The education office’s move follows its investigation into allegations that a 52-year-old teacher, Oh, at an elementary school in the Dongjak District of Seoul repeatedly slapped his students over trifling issues.
The authorities have suspended Oh from his job. They are also investigating whether there was a systematic attempt to cover up the case by the school.
The investigation came after a group of parents denounced Oh and his headmaster late last week by disclosing a video clip showing the “discipline.”
The video taken with a mobile phone started with Oh talking to two of his students in his classroom. When one of them tried to explain about a certain matter, Oh slapped him yelling, “You are lying!” He swore at him and pushed him to the floor and kicked him several times.
When the student cried, Oh said, “You lied to get out of trouble. That’s what has got you here.” Then he pinned the student’s chest and pulled the victim’s arms several times.
“I couldn’t believe my eyes. I thought schools were becoming violence-free. But the video proves that the old bad habits still linger in the classrooms and on our children,” one of the parents said. “How wrong can a child be to be beaten like this?”
Other forms of violence reported in his classroom were kicking, grabbing hair and shaking heads back and forth, and ramming heads against the wall. Among the victims was a hemophiliac who needs extra attention because of health concerns. Oh’s attack has also put the child’s life at risk, his mother claimed.
They claimed that the school headmaster tried to settle the case by threatening them. The school principal had reportedly said, “If you keep bringing up the case, it will be of no good for your children.”
The parents will file a petition with the Seoul Metropolitan Office of Education against both Oh and the headmaster.
“I don’t think any kind of physical violence should be tolerated.
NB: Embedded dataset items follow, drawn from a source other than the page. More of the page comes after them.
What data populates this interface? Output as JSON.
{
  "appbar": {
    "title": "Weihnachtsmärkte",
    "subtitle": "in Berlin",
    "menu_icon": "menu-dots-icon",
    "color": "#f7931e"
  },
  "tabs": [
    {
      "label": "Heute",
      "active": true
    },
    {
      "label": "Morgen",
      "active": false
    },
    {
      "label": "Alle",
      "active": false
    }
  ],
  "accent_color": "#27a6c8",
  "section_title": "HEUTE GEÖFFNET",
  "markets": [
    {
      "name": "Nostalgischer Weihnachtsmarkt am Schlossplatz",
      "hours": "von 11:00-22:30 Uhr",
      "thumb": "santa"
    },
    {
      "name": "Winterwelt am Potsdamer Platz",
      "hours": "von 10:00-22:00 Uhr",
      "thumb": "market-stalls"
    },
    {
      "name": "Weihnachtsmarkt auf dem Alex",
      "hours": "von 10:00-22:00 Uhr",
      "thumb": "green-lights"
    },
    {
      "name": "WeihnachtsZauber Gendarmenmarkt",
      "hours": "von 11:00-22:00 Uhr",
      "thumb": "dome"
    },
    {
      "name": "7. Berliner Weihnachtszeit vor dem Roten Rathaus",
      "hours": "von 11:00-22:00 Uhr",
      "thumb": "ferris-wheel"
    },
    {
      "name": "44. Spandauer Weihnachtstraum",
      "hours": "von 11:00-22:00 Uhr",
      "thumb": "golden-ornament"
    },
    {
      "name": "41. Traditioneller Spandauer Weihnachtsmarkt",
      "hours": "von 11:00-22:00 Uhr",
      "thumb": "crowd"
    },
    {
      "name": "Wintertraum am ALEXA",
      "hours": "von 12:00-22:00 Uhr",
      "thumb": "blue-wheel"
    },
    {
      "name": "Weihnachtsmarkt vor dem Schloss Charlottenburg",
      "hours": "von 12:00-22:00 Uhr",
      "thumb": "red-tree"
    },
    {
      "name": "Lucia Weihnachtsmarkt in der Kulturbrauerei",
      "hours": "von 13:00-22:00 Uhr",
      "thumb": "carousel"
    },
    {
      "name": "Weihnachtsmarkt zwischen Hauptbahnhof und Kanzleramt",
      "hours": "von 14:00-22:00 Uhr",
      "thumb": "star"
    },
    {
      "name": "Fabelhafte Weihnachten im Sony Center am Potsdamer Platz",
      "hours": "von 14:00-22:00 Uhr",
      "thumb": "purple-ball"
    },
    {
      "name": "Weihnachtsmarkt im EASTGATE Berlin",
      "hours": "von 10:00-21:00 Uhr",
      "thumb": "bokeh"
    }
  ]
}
It is a clear offence and breach of human rights,” Chang Eun-suk, a spokeswoman for a parents’ group, said.
This is not the first time school teachers have been accused of corporal punishment. With IT development, revelations have been made with video clips and people were able to see how their children were sworn at, beaten and abused by teachers.
The current Education Law subtly acknowledges the need for teachers to use corporal punishment on students “only for educational purposes.” As the city education office is trying to prohibit physical punishment with its own regulations, whether it’s legally binding remains unclear. The Ministry of Education, Science and Technology has yet to express its official stance on the issue.
In 1996, the court ruled in favor of a teacher who hit his students’ heads with register books twice because they lied about smoking on school grounds.
The authorities send guidelines to teachers that in principle, corporal punishment is prohibited.
But in very restricted cases, caning with a stick less than 60 centimeters long and 2 centimeters in diameter is allowed. The teacher should report the purpose of the discipline to the headmaster.
Teachers claim that abolishing caning will not be easy. “We agree that corporal punishment isn’t the most effective way to educate children. But at the same time, it is a practically inevitable means of discipline since not many students show respect for their teachers these days,” said Ha Seok-kwon, an official at the Korean Federation of Teachers’ Association said.